The formation of alcoholic, carboxylic, and carbonyl groups derived from the biodegradation of carbohydrates, as well as some groups formed by the oxidation of aromatic structures, confirms the molecular changes in the cell walls of legume flours by the fungus T. viride M5-2, which is capable of expressing specific enzymes responsible for degrading fiber components. Studies can be mentioned where the intensity of lignin and cellulose signals decreased with another ascomycete, Curvularia kusanoi L7 [36], corroborating previous approaches suggesting the expression of enzymes that modify lignin and cellulose and allow for more thorough degradation of the plant cell wall. This result provides useful information for fine-tuning solid-state fermentation processes of whole legume forage meals, enabling their efficient use in animal feed.

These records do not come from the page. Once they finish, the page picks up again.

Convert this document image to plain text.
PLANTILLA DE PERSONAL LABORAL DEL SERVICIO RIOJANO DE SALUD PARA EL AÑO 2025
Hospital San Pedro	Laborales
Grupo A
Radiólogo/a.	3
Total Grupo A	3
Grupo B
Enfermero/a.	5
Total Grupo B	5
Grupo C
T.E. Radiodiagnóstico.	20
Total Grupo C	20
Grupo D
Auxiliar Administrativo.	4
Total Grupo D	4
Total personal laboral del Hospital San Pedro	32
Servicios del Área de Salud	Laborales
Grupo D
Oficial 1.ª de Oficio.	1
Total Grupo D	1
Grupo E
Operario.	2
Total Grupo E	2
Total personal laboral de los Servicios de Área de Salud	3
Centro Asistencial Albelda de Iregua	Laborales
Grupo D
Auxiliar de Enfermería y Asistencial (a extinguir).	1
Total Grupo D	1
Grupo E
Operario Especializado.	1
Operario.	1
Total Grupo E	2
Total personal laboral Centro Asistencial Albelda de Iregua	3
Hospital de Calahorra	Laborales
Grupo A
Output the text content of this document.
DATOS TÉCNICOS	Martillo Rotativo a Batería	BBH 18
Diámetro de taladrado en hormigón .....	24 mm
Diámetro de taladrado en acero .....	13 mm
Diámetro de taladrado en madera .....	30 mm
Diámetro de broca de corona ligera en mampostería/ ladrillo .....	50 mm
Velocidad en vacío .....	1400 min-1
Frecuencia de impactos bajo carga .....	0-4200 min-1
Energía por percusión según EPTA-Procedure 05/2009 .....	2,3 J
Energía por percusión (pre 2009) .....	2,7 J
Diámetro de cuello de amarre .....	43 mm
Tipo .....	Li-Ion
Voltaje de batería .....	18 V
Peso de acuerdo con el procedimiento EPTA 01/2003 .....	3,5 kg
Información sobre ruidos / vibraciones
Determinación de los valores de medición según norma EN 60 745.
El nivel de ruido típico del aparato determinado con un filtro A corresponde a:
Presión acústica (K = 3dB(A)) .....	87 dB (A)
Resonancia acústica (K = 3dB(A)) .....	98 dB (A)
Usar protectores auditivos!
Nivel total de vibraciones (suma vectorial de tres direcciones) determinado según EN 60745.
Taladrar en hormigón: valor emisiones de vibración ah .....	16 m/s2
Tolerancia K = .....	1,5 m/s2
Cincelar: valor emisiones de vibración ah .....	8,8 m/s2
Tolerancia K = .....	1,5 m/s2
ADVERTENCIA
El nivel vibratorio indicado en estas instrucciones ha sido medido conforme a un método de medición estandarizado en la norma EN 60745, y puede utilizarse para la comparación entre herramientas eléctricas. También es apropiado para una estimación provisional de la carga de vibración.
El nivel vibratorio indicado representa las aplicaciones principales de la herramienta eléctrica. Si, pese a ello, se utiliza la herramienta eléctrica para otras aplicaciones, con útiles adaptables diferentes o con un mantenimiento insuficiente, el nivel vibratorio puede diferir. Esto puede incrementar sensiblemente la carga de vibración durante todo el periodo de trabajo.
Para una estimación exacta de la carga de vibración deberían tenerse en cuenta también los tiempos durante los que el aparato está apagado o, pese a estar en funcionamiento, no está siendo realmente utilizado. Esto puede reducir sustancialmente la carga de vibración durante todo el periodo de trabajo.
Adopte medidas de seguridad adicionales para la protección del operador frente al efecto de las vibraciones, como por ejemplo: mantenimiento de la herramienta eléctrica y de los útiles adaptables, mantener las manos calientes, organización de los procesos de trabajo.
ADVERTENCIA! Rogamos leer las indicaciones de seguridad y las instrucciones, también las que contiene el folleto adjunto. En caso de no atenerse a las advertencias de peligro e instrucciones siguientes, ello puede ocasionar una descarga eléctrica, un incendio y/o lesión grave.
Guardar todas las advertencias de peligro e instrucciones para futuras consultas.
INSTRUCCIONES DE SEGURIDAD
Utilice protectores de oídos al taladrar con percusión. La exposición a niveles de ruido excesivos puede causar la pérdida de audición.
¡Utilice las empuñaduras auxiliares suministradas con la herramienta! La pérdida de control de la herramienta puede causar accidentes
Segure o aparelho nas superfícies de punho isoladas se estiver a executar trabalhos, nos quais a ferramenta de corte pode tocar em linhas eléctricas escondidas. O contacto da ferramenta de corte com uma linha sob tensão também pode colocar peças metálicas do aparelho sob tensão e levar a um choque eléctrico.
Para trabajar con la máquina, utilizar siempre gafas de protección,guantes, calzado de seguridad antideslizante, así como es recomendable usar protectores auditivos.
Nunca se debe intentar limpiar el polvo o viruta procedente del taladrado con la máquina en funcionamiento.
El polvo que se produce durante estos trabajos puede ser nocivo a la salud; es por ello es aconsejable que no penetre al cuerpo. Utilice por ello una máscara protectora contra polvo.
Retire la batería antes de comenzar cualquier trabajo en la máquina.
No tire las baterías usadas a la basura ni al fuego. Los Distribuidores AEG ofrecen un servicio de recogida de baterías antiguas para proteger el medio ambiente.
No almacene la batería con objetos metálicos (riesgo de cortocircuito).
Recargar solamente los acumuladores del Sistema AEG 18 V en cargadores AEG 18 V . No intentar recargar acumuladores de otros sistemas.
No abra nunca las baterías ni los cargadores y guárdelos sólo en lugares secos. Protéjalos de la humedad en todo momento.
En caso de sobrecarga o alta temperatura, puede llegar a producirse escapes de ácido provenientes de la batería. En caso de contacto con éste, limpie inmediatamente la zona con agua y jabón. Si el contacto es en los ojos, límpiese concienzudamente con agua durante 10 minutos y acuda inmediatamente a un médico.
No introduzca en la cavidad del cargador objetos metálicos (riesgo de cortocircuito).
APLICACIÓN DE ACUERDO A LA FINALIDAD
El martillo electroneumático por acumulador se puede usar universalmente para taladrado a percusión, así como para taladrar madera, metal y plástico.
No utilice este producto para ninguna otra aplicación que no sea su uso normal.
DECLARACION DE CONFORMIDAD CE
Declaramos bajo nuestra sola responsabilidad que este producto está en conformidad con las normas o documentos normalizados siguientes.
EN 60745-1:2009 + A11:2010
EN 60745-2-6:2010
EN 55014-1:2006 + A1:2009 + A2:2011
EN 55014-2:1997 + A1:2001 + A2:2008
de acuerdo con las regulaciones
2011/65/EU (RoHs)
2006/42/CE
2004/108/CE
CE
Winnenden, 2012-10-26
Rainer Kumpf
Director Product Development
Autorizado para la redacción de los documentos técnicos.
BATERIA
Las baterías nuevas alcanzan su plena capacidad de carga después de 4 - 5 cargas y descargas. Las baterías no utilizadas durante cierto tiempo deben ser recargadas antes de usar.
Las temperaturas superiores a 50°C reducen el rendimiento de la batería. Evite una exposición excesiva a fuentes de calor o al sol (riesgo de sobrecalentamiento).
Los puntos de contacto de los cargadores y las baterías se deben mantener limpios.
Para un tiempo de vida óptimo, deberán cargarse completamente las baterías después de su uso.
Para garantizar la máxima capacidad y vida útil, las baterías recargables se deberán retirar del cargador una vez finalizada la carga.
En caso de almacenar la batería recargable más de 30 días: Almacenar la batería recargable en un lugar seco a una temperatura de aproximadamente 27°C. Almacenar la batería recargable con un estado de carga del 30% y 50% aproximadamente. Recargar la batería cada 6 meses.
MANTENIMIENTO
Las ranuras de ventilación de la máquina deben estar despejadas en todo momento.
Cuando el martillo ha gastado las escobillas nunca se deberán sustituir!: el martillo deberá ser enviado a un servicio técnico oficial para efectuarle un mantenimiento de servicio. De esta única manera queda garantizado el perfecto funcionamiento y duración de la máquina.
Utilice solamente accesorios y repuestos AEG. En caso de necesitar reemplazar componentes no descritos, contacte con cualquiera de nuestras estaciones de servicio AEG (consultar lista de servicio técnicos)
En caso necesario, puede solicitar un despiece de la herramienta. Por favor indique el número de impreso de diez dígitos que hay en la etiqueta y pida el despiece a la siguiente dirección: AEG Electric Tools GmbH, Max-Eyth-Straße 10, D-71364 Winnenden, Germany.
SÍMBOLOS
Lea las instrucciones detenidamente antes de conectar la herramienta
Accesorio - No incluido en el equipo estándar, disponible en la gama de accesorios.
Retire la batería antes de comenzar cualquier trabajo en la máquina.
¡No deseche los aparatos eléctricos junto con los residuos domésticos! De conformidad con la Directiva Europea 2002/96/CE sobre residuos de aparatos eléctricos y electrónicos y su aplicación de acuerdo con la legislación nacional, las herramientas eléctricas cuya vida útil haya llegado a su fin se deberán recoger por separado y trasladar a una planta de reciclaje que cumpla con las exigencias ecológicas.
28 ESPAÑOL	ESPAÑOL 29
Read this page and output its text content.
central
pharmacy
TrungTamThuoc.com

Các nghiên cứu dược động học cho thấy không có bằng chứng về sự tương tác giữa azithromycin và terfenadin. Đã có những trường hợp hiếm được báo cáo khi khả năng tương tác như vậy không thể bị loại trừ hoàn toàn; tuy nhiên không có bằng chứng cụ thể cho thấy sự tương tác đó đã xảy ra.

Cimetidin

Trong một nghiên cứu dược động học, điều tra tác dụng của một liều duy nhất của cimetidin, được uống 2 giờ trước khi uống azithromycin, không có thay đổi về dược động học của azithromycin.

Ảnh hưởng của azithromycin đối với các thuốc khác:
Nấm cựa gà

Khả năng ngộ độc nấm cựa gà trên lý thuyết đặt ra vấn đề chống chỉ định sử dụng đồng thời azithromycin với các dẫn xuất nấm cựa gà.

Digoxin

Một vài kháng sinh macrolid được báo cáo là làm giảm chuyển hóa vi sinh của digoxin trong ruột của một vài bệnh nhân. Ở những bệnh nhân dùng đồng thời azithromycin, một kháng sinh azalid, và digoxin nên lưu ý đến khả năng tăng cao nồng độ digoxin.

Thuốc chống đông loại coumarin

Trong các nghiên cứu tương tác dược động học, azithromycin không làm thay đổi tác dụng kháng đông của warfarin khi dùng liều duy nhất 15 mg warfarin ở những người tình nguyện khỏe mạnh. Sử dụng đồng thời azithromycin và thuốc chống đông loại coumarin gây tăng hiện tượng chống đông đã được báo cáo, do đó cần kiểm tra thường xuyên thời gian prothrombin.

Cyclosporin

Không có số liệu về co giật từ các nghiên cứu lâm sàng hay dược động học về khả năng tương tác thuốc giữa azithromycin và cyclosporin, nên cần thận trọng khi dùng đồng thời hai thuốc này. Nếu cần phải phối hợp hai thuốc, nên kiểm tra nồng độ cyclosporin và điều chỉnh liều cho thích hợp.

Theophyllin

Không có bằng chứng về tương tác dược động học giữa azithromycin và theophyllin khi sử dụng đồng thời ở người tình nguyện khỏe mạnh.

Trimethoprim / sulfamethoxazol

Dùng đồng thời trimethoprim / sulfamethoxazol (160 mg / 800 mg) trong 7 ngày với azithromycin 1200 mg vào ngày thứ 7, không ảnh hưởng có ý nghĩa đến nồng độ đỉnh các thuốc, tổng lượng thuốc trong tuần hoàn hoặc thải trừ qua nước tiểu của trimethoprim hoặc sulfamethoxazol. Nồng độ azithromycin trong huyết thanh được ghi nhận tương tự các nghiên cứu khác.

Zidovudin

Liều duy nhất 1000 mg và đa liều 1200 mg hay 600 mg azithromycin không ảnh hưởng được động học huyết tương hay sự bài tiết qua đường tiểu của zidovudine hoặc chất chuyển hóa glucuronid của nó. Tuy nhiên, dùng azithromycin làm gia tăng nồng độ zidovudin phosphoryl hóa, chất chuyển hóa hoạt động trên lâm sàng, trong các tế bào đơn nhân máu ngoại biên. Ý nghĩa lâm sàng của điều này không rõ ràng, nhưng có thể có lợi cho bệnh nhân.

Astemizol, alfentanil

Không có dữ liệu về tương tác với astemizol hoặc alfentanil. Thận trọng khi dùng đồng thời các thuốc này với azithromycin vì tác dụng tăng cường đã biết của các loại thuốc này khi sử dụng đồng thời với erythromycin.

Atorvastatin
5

It was a condition of the bioconversion process that the fungal strain T. viride M5-2 managed to modify the cell wall structure of postharvest legume flour 72 h after the start of the process, at room temperature, demonstrating fermentation potential through the secretion of cellulolytic enzymes. In addition, it allowed the development of a biologically viable fermentation process compared to other fermentation processes with foliage of various legumes [21,43,63]. When comparing the whole forage flours of M. pruriens and L. purpureus fermented with the T. viride M5-2 strain, the final products have a different physical and chemical composition than other legume species, such as Mucuna deeringiana [64], Mucuna pruriens Georgina velvet, and Canavalia ensiformis [65], and other foliage flours, such as Lupinus mutabilis Sweet [66,67], Morus alba [62], and Trichantera gigantea [52]. Furthermore, the bioconversion of both meals achieved enzymatic activity of the cellulase complex and a high degradative capacity, improving the nutritional quality of alternative feeds. Its potential is evident in its higher DM content, crude and true protein content, and lower cell wall and lignin content. Regarding its physical composition, it has greater solubility and buffering capacity, and lower water absorption capacity as well as digesta transit speed, which allows for greater action of digestive enzymes and, therefore, better utilization of nutrients by the animal. These characteristics allow us to predict its effects on the gastrointestinal and metabolic functions of the animal’s organism. This contributes to achieving the most appropriate ration formulation and improved production performance.

5. Conclusions

It can be concluded that the mutant strain T. viride M5-2 produced chemical, physical, and molecular changes in the fibrous and protein fractions of L. purpureus and M. pruriens through SSF, which improved their nutritional value as an alternative feed source for animal nutrition. The valorization of this type of source significantly contributes to improving bioabsorption in animal nutrition, reducing competition with human food, and preserving the environment. Therefore, the conversion of fibrous biomass by cellulolytic fungi develops more efficient, sustainable, and environmentally friendly agricultural production.